Lamina Associated Domains (LADs)
The van Steensel laboratory previously generated lamina-associated domain (LAD) data sets by using DNA adenine methyltransferase (Dam) identification (DamID) and a Dam-lamin B1 fusion protein (Guelen et al., 2008; Meuleman et al., 2013). Tig3 fibroblast data were obtained as genomic LAD spans from supplemental file #1 of Guelen et al. 2008, while SHEF-2 hESC and HT1080 fibrosarcoma data were obtained as probe LAD state calls from GEO accession GSE22428. hESC and HT1080 LAD data were converted to genomic spans by identifying runs of probes with a LAD state of 1. All resulting hg18 data files were converted to BED6 file format and then to hg19 coordinates using the liftover tool of the UCSC genome browser with standard settings. Finally, we filled the regions between LAD segments and to the ends of chromosomes with features in the non-LAD state of 0 prior to enrichment analysis. We generated a set of constitutive LADs as the regions common to all of the overlaid Tig3, hESC and HT1080 hg18 LAD data sets, followed by conversion to hg19 and filling of non-LAD segments as above (Figure 7A). A total of 0.68 Gbp of the hg19 reference genome were found in LADs in all three input data sets, corresponding to 40% of the 1.7 Gbp found in LADs in any input.
Replication timing
All replication timing data used in this study were downloaded from the replication domain database maintained by the Gilbert laboratory, https://www2.replicationdomain.com/ (Weddington et al., 2008). Data sets used in plots were RT_HeLaS3_Cervical_Carcinoma_Int95117837_hg19, RT_H9_ESC_Ext29405702_hg19, RT_H9_Neural_Progenitor_Int89790558_hg19, and RT_IMR90_Fibroblast_Int94339003_hg19. We also corroborated findings with additional data sets. IMR90 data were obtained by genomic sequencing and provided as 1 kb genomic bins. For other samples, we converted the provided microarray probe-based BEDGRAPH-formatted data into genomic spans in BED file format by extending the coordinates of each probe to the positions halfway between the probe and the nearest probes on either side, or to the end of the chromosome. Thus, every genome position was assigned a replication timing based on the nearest probe. Otherwise, replication timing values were used as provided, where positive and negative numbers reflect early and late replication timing, respectively. We further classified genomic segments as early or late replicating by comparing them to the median segment score weighted by the number of genomic positions whose mapping position fell into each segment. Early and late replicating segments were those with replication timing values above and below this median, respectively (Figure 7B).

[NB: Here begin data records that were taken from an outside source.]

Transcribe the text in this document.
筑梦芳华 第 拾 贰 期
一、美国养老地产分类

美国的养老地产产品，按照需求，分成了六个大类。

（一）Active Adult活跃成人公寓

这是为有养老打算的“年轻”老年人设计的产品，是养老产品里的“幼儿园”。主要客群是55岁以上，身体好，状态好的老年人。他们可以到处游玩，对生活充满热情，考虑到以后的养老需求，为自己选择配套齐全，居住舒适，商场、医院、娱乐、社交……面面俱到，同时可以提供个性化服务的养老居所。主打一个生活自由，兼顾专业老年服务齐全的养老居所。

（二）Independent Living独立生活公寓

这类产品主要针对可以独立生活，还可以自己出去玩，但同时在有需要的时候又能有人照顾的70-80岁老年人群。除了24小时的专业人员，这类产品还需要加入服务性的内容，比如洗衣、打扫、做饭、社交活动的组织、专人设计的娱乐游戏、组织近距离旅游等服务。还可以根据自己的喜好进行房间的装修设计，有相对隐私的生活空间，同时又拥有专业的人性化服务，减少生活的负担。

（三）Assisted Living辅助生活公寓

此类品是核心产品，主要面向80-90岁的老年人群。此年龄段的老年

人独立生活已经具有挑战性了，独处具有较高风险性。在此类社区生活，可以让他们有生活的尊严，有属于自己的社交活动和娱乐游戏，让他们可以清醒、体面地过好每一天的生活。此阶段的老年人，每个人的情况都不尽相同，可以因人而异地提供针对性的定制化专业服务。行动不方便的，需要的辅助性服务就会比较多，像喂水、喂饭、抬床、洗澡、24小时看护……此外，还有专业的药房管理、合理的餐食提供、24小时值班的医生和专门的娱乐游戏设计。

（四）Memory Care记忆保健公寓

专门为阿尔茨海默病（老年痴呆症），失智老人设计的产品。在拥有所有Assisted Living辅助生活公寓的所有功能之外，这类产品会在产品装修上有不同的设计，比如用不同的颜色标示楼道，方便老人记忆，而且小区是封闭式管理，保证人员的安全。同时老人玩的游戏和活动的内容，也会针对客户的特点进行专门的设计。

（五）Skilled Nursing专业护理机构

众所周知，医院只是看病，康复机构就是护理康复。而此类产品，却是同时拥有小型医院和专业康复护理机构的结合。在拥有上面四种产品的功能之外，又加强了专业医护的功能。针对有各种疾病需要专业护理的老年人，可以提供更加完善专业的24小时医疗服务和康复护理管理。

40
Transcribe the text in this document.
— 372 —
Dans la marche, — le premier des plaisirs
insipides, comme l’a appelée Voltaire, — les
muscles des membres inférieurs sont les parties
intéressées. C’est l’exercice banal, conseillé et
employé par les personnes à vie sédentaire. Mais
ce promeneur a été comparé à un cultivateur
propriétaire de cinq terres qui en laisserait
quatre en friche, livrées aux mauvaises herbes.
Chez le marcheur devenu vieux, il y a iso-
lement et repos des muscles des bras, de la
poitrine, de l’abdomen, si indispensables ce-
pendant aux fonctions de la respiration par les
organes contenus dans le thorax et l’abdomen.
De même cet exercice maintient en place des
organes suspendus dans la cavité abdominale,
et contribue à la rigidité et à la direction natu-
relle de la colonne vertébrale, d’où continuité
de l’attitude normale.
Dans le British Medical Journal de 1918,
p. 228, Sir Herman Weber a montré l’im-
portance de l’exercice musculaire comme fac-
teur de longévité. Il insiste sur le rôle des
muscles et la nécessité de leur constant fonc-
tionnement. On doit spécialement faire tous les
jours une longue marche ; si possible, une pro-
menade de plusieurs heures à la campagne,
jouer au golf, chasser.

Multivariate analysis of replication timing and LADs
We used observed insertion counts for a specific cell line to establish weights for each binned replication timing or LAD value. We used these value weights in the R ‘sample’ function to pick otherwise random insertions from among 100 input unweighted simulation iterations per output iteration without replacement, thus allowing us to pick 100 independent weighted output simulation iterations from our sets of 10,000 input iterations. We validated that the process and the size of the inputs pools were sufficient by comparing violin plots of replication timing distributions, or fractions of insertions into LADs, for observed, unweighted, and weighted insertions. In all cases, the weighted simulations matched well to the observed insertions. We finally replotted our observed fractions for the non-matched values against both the weighted and unweighted simulation distributions to determine if a residual effect persisted for the non-matched value after controlling for the matched value in simulations.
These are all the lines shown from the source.